Publié le par ARTHUR PAECHT


NM-315565C'est la question qui est posée actuellement au Président de la République, question à laquelle il est seul à pouvoir répondre .

 

Convoquer le Congrès à Versailles comporte des risques et des avantages car pour modifier la Constitution il faut que que le projet soit voté par une majorité des 3/5 ème du congrès, c'est à dire députés et sénateurs réunis, toutes tendances confondues.

 

S'agissant d'inscrire dans la constitution la " fameuse règle d'or"  déjà acceptée par 17 pays de la zone Euro et visant à contenir drastiquement  les déficits cette modification devrait être relativement consensuelle compte tenu de la gravité de la crise actuelle et le danger qui plane sur notre économie.

 

Or nous savons déjà qu'il n'en est rien  et que les socialistes, même ceux qui pensent la même chose que nous, refuseront de la voter tout simplement pour donner l'impression de ne pas cautionner le Président de la République et privilégiant' ce faisant, un intérêt partisan à celui de la nation et même à celui de l'Europe.
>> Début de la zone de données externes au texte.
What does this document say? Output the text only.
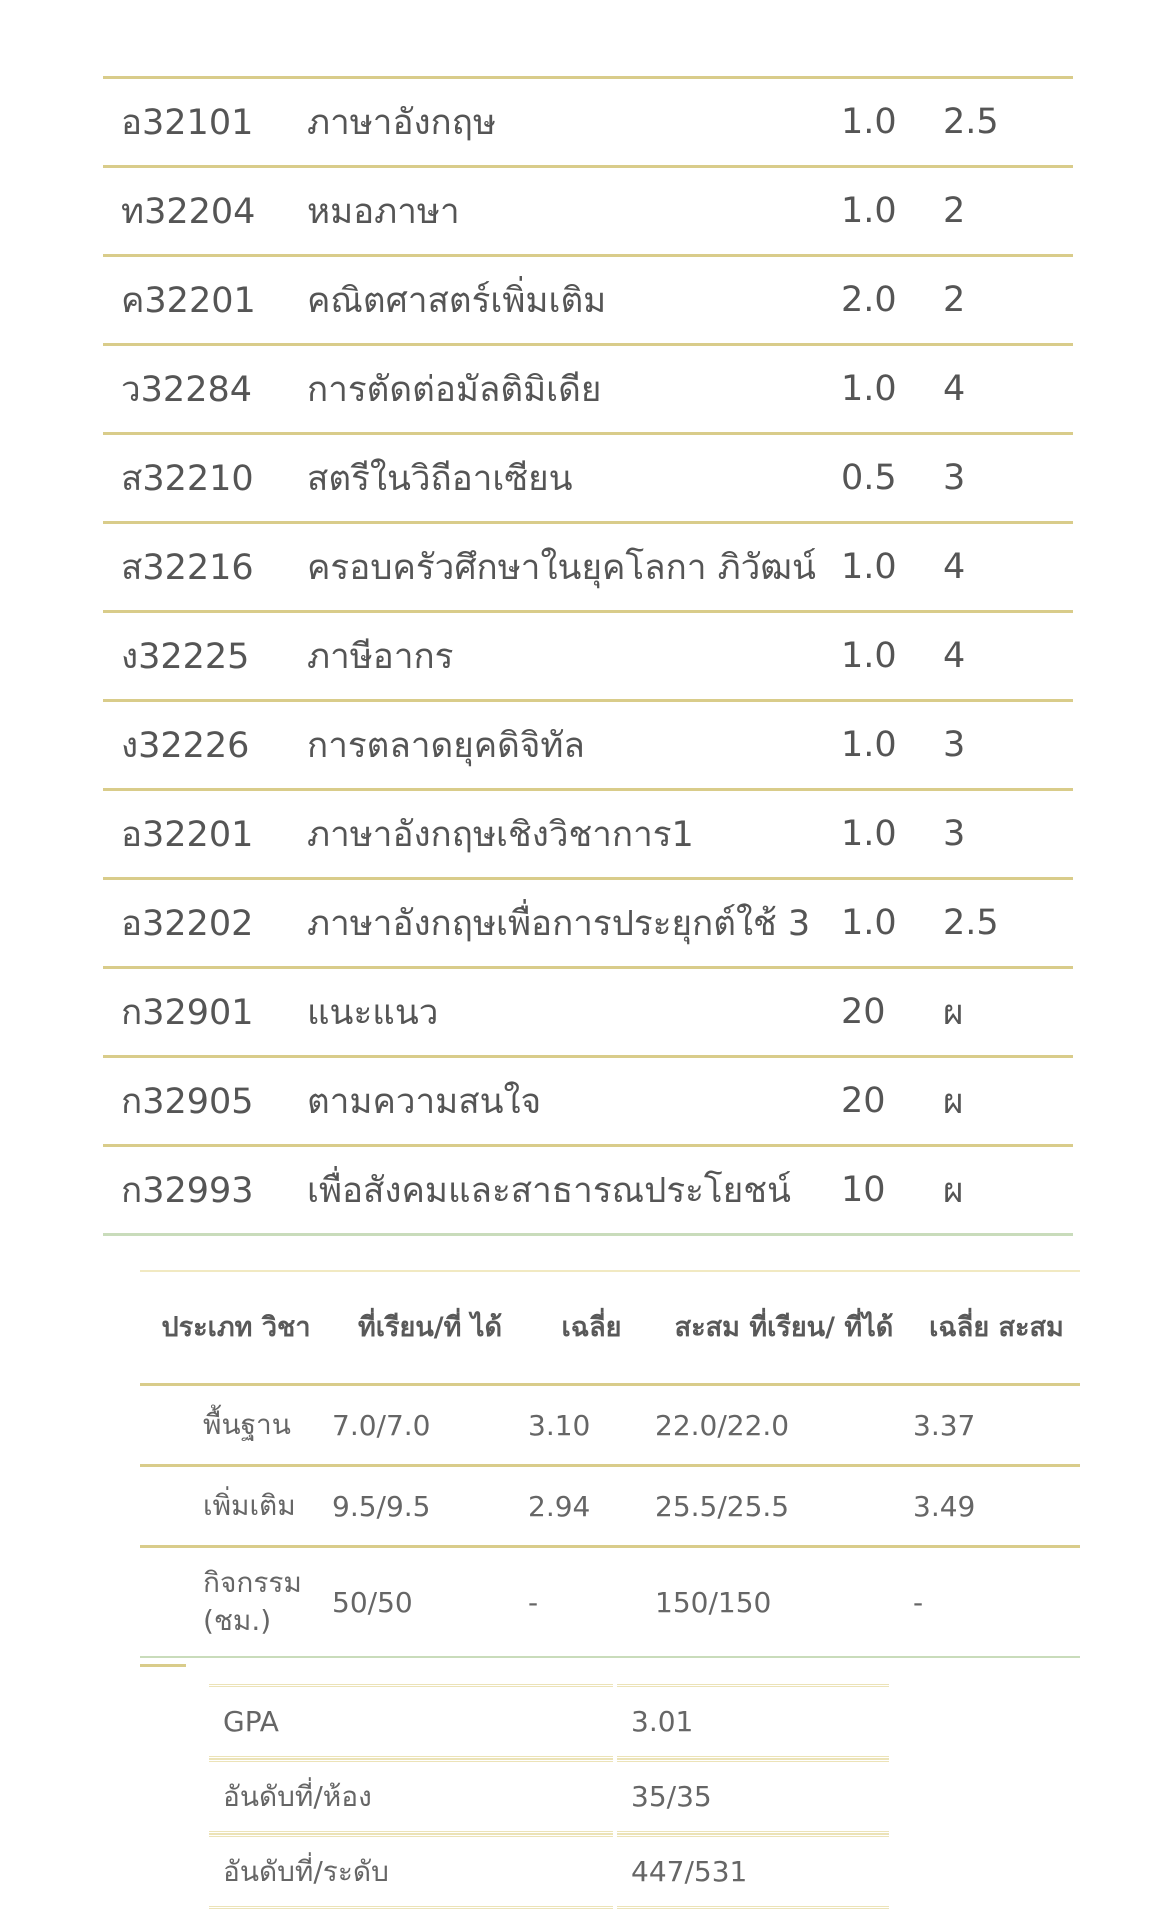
อ32101	ภาษาอังกฤษ	1.0	2.5
ท32204	หมอภาษา	1.0	2
ค32201	คณิตศาสตร์เพิ่มเติม	2.0	2
ว32284	การตัดต่อมัลติมิเดีย	1.0	4
ส32210	สตรีในวิถีอาเซียน	0.5	3
ส32216	ครอบครัวศึกษาในยุคโลกา ภิวัฒน์	1.0	4
ง32225	ภาษีอากร	1.0	4
ง32226	การตลาดยุคดิจิทัล	1.0	3
อ32201	ภาษาอังกฤษเชิงวิชาการ1	1.0	3
อ32202	ภาษาอังกฤษเพื่อการประยุกต์ใช้ 3	1.0	2.5
ก32901	แนะแนว	20	ผ
ก32905	ตามความสนใจ	20	ผ
ก32993	เพื่อสังคมและสาธารณประโยชน์	10	ผ
ประเภท วิชา	ที่เรียน/ที่ ได้	เฉลี่ย	สะสม ที่เรียน/ ที่ได้	เฉลี่ย สะสม
พื้นฐาน	7.0/7.0	3.10	22.0/22.0	3.37
เพิ่มเติม	9.5/9.5	2.94	25.5/25.5	3.49
กิจกรรม (ชม.)	50/50	-	150/150	-
GPA	3.01
อันดับที่/ห้อง	35/35
อันดับที่/ระดับ	447/531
Faut il prendre le risque d'un rejet qui serait probablement peu apprécié par un marché déjà passablement fragile en terme de confiance? La majeure partie de la majorité actuelle le souhaite. Le président du Sénat y est favorable mais le Président de l'Assemblée, tout en soutenant à titre personnel la modification envisagée, est plus réservé quant à opportunité d'une réunion rapide du Congrès et pense que l'on peut attendre encore.

Voilà que des problèmes de politique interne viennent donc encore de compliquer la tâche du Président et du Gouvernement sans que l'on tienne compte des difficultés majeures dans lesquelles se débattent de plus en plus de nos compatriotes qui n'ont pas forcément les bonnes informations mais qui se rendent quand même compte qu'ils seront à coup sûr les dindons de la farce si les choses tournent mal. La notation par des Agences souvent auto-proclamées est pour eux mystérieuse alors que la vie chère et le chômage sont leur quotidien réel!!


Le Président de la République doit être soutenu dans ses efforts de redressement de nos comptes même si à juste titre on peut lui reprocher, et encore, des décisions survenues avant la crise que personne n'avait réellement vu venir, en tout cas dans sa gravité actuelle. J'en appelle au sens de la responsabilité de chacun à son niveau et gardons confiance. On finit toujours par sortir d'une crise mais veillons à ne pas y laisser trop de plumes. Il y a des moments où il faut jouer collectif et ce moment est là dans l'immédiat!!!